As India was pitching itself as a hot investment destination at the World Economic Forum in Davos, Switzerland, figures showed the amount of foreign money entering the country has fallen by nearly a third.
It may seem a surprising figure given scorching growth running at nearly 9 percent. However, the culprits are delays in environmental clearances and land acquisition, red tape and infrastructure bottlenecks, a report by India’s central bank said last week.
Last year, foreign direct investment (FDI) in India slid 32 percent from a year earlier to US$24 billion.
At the same time, rivals were drawing ever more FDI. Singapore grabbed 122 percent more than the previous year with US$37 billion, China drew 6.3 percent more than 2009 at US$100 billion, while FDI inflows into Malaysia grew by a staggering 410 percent to US$7 billion.
‘WAKE-UP CALL’
“The numbers are a wake-up call. India has been dragging its heels on economic reforms for too long,” said Kevin Grice, international economist at London-based Capital Economics.
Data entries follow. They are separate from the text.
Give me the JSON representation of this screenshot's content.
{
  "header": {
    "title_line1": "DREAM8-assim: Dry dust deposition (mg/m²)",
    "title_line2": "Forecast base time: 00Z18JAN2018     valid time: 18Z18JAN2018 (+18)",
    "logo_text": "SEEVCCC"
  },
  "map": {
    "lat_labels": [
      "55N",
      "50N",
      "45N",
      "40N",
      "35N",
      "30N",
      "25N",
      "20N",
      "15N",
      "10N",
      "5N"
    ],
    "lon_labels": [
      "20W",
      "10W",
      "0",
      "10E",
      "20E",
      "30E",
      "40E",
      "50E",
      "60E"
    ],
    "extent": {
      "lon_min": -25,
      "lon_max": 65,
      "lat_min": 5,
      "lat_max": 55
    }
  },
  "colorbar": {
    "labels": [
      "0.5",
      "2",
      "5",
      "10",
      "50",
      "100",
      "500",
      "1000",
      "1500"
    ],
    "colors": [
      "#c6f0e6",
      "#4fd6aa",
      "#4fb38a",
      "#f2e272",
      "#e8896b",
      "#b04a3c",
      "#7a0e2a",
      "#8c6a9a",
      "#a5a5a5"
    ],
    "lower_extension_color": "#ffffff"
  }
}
The figures came as India sent a huge corporate and government presence to the Davos meeting in the Swiss Alps, with bullish chief executives hailing India’s booming economy and investment potential.
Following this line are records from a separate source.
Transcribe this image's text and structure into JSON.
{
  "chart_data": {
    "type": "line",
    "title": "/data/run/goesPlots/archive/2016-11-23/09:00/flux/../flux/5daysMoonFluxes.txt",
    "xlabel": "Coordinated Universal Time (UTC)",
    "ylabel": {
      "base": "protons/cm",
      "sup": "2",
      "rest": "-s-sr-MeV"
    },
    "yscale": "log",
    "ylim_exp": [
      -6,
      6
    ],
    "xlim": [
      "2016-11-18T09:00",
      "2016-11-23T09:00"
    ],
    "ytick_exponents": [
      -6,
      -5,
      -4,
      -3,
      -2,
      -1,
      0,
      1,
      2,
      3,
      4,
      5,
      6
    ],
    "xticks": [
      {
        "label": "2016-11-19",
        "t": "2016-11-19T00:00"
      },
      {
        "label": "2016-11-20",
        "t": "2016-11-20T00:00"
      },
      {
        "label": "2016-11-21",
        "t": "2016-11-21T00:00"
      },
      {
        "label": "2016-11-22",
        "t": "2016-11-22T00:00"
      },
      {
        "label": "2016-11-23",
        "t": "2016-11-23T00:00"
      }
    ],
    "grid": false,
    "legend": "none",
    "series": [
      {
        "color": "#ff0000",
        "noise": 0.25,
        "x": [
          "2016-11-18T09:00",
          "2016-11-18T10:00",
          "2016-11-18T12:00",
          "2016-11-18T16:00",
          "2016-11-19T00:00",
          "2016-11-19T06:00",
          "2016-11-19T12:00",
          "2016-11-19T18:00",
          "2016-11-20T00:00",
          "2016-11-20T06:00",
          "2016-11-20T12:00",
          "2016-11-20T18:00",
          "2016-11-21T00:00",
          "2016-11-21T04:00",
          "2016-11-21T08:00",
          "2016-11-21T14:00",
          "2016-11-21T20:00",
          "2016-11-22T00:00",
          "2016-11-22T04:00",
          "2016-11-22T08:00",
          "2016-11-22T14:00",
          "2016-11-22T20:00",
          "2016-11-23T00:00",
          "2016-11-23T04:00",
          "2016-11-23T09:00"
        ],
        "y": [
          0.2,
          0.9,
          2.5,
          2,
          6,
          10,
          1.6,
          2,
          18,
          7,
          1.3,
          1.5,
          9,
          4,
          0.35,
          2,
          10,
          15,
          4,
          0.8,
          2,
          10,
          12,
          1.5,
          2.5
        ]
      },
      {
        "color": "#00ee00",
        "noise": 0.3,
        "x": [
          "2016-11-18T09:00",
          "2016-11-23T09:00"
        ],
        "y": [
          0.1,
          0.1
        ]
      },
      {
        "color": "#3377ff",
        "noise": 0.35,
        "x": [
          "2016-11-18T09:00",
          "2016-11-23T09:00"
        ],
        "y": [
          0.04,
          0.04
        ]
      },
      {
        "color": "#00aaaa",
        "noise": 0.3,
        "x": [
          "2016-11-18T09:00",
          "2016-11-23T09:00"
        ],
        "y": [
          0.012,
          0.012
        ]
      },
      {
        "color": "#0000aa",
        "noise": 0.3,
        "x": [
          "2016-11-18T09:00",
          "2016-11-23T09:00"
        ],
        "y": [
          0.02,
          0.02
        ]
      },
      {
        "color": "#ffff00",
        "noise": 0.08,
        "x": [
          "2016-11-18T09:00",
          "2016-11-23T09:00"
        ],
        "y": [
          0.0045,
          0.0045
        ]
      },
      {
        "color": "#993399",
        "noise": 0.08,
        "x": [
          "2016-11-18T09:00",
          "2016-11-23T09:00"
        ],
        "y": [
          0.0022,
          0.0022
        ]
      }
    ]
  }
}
However, the central bank said that the biggest investment falls were in construction, real estate, mining and business and financial services.
“India should take note. Its peers are marching ahead. India’s policies are not as open, competitive and welcoming as they should be,” said Deepak Lalwani, head of London-based Lalcap Ltd, an Indian investment consultancy.
COMPLAINTS
Businesses regularly complain about India’s byzantine regulations, burdensome standards and cumbersome visa rules.
The central bank said India must pull up its socks to reverse the investment decline by shortening approval times and sorting out land acquisition issues.
Industrialization has long been championed by economists as a way to pull tens of millions of Indians out of poverty. However, across the country, acquiring land for factories has frequently created battlegrounds.
Among the host of stalled high-profile projects are South Korean steelmaker POSCO’s plans to build a US$12 billion mill.
The scheme, which would be India’s largest single foreign investment, has hung in limbo since 2005, running into trouble over land rights and environmental clearances.
Giant steelmaker ArcelorMittal has also found itself unable to acquire land for five years for a proposed plant in eastern India.
“Wherever land acquisition and environment clearance are concerned, the projects are piling up,” Indian Steel Minister Virbhadra Singh said recently, adding that delays trigger a “chain reaction” by deterring other investors.
The central bank said India must also speed up its economic reform process, hamstrung by political opposition. Since the Congress government was re-elected two years ago, it has taken no major steps on opening up the economy.
The investment decline, if it continues, spells bad news for the country, which the bank said “needs a quantum step” in investment to propel economic growth to the double-digit levels needed to reduce massive poverty.
Another dampener is high inflation, running at nearly 9 percent, together with a series of aggressive interest hikes by the central bank that could hit growth, reducing India’s allure for investors, analysts say.
The bank last week raised borrowing costs to a nearly three-year peak to curb rising prices.
The bank also warned that if the global recovery turns out to be accelerating faster than expected, it could increase the attractiveness of investing in developed economies, which would hit capital flows to India.